For the first few years of the web, developers pretty much coded whatever they thought was cool and shipped it. Specifications, if written at all, were an afterthought.
Then, for the next two decades, spec authors drafted increasingly elaborate specifications with optional features and extensibility points meant to be used to enable future work.
Unfortunately, browser and server developers often only implemented enough of the specs to ensure interoperability, and rarely tested that their code worked properly in the face of features and data allowed by the specs but not implemented in the popular clients.
Over the years, the web builders started to notice that specs’ extensibility points were rusting shut– if a new or upgraded client tried to make use of a new feature, or otherwise change what it sent as allowed by the specs, existing servers would fail when they saw the encountered the new values. (Formally, this is called ossification).
In light of this, spec authors came up with a clever idea: clients should send random dummy values allowed by the spec, causing spec-non-compliant servers that fail to properly ignore those values to fail immediately. This concept is called GREASE (with the backronym “Generate Random Extensions And Sustain Extensibility“), and it was first implemented for the values sent by the TLS handshake:
When connecting to servers, clients would claim to support new ciphersuites and handshake extensions, and intolerant servers would fail. Users would holler, and engineers could follow up with the broken site’s authors and developers about how to fix their code. To avoid “breaking the web” too broadly, GREASE is typically enabled experimentally at first, in Canary and Dev channels. Only after the scope of the breakages is better understood does the change get enabled for most users.
GREASE has proven such a success for TLS handshakes that the idea has started to appear in new places. Last week, the Chromium project turned on GREASE for HTTP2 in Canary/Dev for 50% of users, causing connection failures to many popular sites, including some run by Microsoft. These sites will need to be fixed in order to properly load in the new builds of Chromium.
// Enable "greasing" HTTP/2, that is, sending SETTINGS parameters with reserved identifiers and sending frames of reserved types, respectively. If greasing Frame types, an HTTP/2 frame with a reserved frame type will be sent after every HEADERS and SETTINGS frame. The same frame will be sent out on all connections to prevent the retry logic from hiding broken servers.
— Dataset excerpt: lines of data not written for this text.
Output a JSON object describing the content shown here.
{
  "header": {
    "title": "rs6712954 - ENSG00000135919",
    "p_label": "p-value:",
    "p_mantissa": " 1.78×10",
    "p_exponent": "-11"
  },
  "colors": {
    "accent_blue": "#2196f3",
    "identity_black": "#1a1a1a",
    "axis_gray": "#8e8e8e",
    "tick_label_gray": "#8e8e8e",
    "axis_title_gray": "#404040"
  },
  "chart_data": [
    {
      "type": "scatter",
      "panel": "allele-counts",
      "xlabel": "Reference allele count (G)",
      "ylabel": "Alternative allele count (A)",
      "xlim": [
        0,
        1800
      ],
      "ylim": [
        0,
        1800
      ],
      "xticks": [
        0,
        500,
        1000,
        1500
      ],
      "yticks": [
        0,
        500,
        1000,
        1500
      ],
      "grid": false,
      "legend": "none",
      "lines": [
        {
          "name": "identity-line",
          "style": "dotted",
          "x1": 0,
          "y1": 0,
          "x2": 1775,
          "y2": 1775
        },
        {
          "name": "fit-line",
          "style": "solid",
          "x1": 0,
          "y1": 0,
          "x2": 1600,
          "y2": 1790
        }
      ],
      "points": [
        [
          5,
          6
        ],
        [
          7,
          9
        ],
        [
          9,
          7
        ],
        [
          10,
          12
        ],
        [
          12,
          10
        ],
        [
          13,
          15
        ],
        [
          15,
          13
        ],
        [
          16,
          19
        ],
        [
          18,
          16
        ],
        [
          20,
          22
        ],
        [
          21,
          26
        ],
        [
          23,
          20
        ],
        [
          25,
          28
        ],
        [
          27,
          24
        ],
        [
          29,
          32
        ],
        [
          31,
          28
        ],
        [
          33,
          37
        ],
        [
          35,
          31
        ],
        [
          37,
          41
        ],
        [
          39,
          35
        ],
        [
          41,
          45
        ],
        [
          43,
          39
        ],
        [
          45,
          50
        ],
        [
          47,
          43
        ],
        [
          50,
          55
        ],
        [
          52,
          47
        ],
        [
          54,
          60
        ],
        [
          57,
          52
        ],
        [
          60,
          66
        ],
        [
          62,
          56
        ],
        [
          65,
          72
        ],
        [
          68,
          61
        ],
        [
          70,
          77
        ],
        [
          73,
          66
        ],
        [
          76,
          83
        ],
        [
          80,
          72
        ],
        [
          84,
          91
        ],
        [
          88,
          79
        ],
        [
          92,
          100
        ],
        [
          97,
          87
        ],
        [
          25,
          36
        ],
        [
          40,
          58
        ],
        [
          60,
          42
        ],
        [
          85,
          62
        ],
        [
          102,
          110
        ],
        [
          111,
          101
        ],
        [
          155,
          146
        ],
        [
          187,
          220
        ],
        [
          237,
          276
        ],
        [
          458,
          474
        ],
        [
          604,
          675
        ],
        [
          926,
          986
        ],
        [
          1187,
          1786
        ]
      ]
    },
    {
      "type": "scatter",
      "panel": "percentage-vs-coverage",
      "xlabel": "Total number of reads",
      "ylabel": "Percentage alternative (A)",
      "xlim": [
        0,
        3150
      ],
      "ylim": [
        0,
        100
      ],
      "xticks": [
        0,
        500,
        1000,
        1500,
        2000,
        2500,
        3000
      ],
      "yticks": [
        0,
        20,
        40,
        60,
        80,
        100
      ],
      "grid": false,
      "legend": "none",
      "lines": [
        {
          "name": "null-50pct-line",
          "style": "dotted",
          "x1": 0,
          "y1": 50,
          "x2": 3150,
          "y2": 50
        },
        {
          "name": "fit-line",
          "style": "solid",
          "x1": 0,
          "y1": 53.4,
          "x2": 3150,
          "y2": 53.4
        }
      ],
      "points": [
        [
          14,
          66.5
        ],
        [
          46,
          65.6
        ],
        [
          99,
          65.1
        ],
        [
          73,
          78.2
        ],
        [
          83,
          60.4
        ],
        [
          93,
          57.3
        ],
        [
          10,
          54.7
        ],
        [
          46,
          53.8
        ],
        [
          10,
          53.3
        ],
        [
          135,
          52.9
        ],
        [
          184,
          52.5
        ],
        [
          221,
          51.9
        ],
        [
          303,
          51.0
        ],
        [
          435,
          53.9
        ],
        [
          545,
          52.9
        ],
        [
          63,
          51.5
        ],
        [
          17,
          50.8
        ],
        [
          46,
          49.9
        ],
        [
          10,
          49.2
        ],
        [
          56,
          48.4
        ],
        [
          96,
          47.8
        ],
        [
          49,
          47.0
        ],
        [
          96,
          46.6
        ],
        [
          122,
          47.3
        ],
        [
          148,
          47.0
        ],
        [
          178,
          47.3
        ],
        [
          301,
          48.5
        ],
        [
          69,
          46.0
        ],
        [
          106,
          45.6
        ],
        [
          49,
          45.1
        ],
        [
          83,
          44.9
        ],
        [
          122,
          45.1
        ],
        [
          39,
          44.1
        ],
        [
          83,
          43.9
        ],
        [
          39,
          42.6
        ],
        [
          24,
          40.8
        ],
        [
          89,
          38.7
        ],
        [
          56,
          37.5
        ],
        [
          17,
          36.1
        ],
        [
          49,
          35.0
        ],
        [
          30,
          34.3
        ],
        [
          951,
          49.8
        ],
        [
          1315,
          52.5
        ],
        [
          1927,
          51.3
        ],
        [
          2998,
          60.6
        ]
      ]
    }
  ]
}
NETWORK_SWITCH(kHttp2GreaseSettings, "http2-grease-settings") NETWORK_SWITCH(kHttp2GreaseFrameType, "http2-grease-frame-type")
One interesting consequence of sending GREASE H2 Frames is that it requires moving the
END_STREAM flag (recorded as
fin=true in the netlog) from the
HTTP2_SESSION_SEND_HEADERS frame into an empty (
HTTP2_SESSION_SEND_DATA frame; unfortunately, the intervening GREASE Frame is not presently recorded in the netlog.
You can try H2 GREASE in Chrome Stable using command line flags that enable GREASE settings values and GREASE frames respectively:
chrome.exe --http2-grease-settings bing.com
chrome.exe --http2-grease-frame-type bing.com
Alternatively, you can disable the experiment in Dev/Canary:
GREASE is baked into the new HTTP3 protocol (Cloudflare does it by default) and the new UA Client Hints specification (where it’s blowing up a fair number of sites). I expect we’ll see GREASE-like mechanisms appearing in most new web specs where there are optional or extensible features.
One thought on “A bit of GREASE keeps the web moving”
Isn’t this sort of a subset of fuzz testing though? It’s still kinda awesome though and I hope this gets more popular. Along with concept like “be liberal in what you accept as input, strict in what you output” and “fail early, fail often”, and “always plan ahead for failures, they will happen”, “fail gracefully, recover/restart quickly” etc.
I always try to do “If” tests on input of procedures (or functions) and if the input value is not within bounds it’s either truncated (if this does not degrade the result or change the expected outcome of a function), or just outright fails and returns with and error code. Does does burn a few CPU cycles at the start of say a function, but with sanity checks and error handling out of the way early it’s much easier to setup a nice tight/efficient loop later.